Monitoring how drops behave in a weightless environment could lead to a better understanding of this phenomenon.
The Dropcoal system is a hardware device built by Romanian InSpace Engineering, on behalf of ESA. It is designed to facilitate such experiments in zero gravity. To ensure it can hold up in space, the construction and reliable functioning of the device needed to be examined first. Scientists from Romania, Germany, and the U.S. developed an experiment to test the device during ESA's 79th Parabolic Flight in October 2022.
The Dropcoal device was not alone on that flight. A German aerospace center DLR experiment was also loaded on to the Airbus 310 Zero Gravity aircraft, focusing on how two droplets approach, as well as the first moments when they merge.
Within the aircraft's experimental rack, both the ESA and DLR experiments operated independently. The core components of ESA's experimental setup were three syringes attached to a syringe driver. This allowed to create spherical droplets on the tip of eight needles.

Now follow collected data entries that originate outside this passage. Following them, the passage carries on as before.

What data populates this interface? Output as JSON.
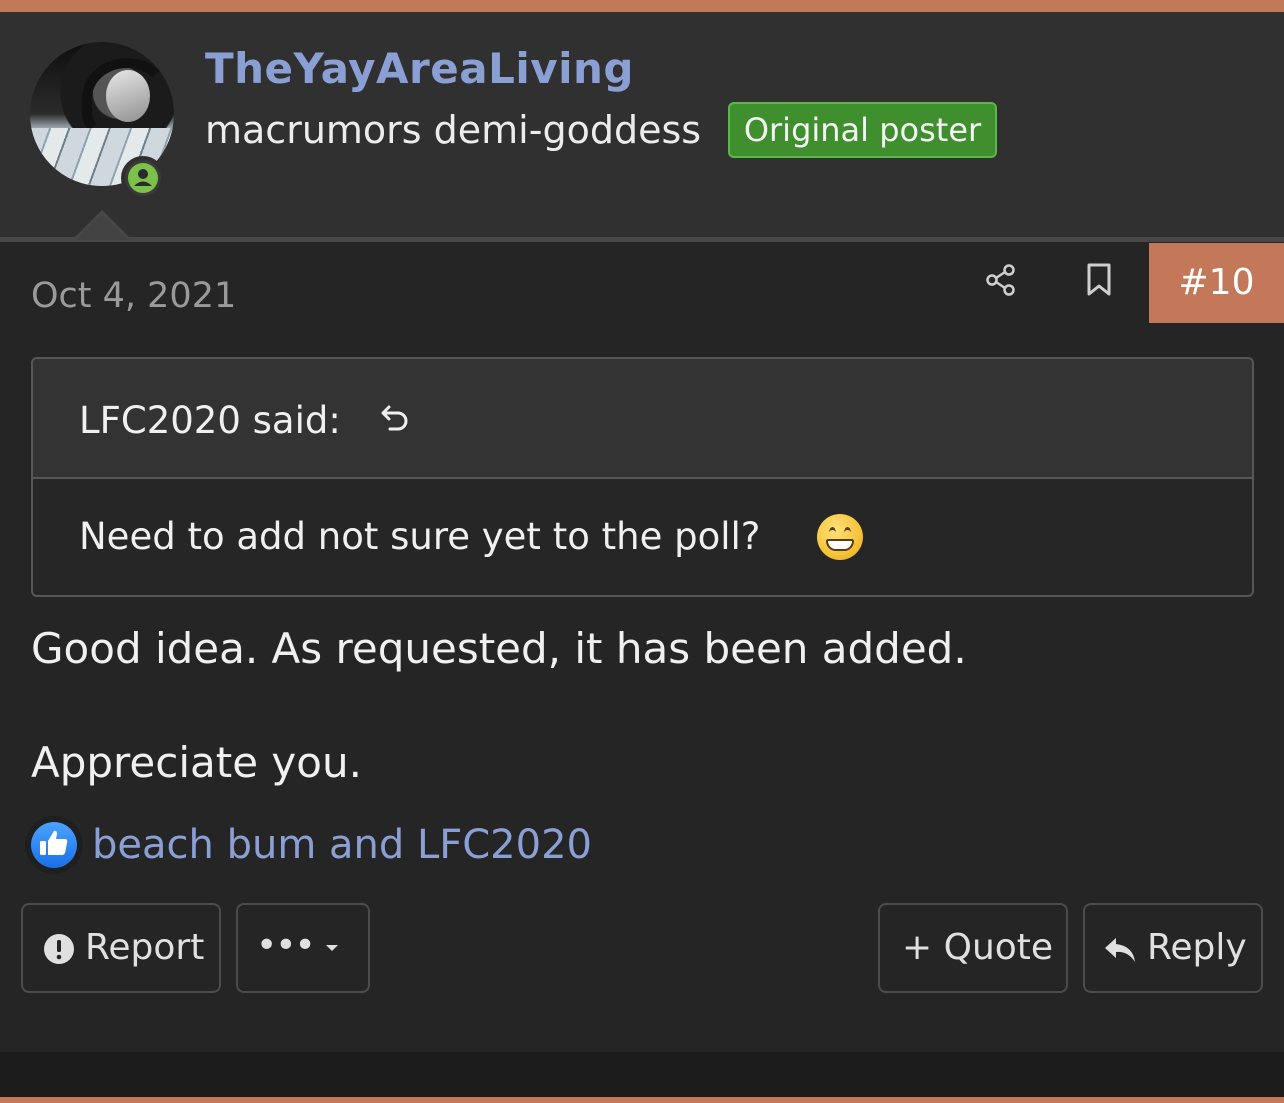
{
  "post": {
    "author": {
      "username": "TheYayAreaLiving",
      "user_title": "macrumors demi-goddess",
      "badge": "Original poster",
      "online_status_icon": "user-online-icon"
    },
    "date": "Oct 4, 2021",
    "number": "#10",
    "quote": {
      "author_line": "LFC2020 said:",
      "text": "Need to add not sure yet to the poll?",
      "emoji": "grinning-face-emoji"
    },
    "body": {
      "line1": "Good idea. As requested, it has been added.",
      "line2": "Appreciate you."
    },
    "reactions": {
      "icon": "thumbs-up-icon",
      "text": "beach bum and LFC2020"
    },
    "actions": {
      "report": "Report",
      "more": "•••",
      "quote": "+ Quote",
      "reply": "Reply"
    }
  },
  "colors": {
    "accent": "#c4785a",
    "username": "#8aa0d4",
    "badge_bg": "#3f8f2e",
    "online": "#7cc24a",
    "background": "#252525"
  }
}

Next stop: International Space Station
Following the results from the parabolic flight, Dropcoal experiments are set to run on the Space Station as part of an ESA mission in 2024. This will allow for the long-term investigation of droplet formation in zero gravity.
Europe's Columbus module will host the experiments in the ICE Cubes facility. There, drops will collide head on. To monitor how the drops interact and merge, an optical instrument equipped with a high-speed camera will capture frame-by-frame images.
All Dropcoal experiments on the Space Station will be controlled from Earth, bringing the wonders of droplet dynamics within our grasp.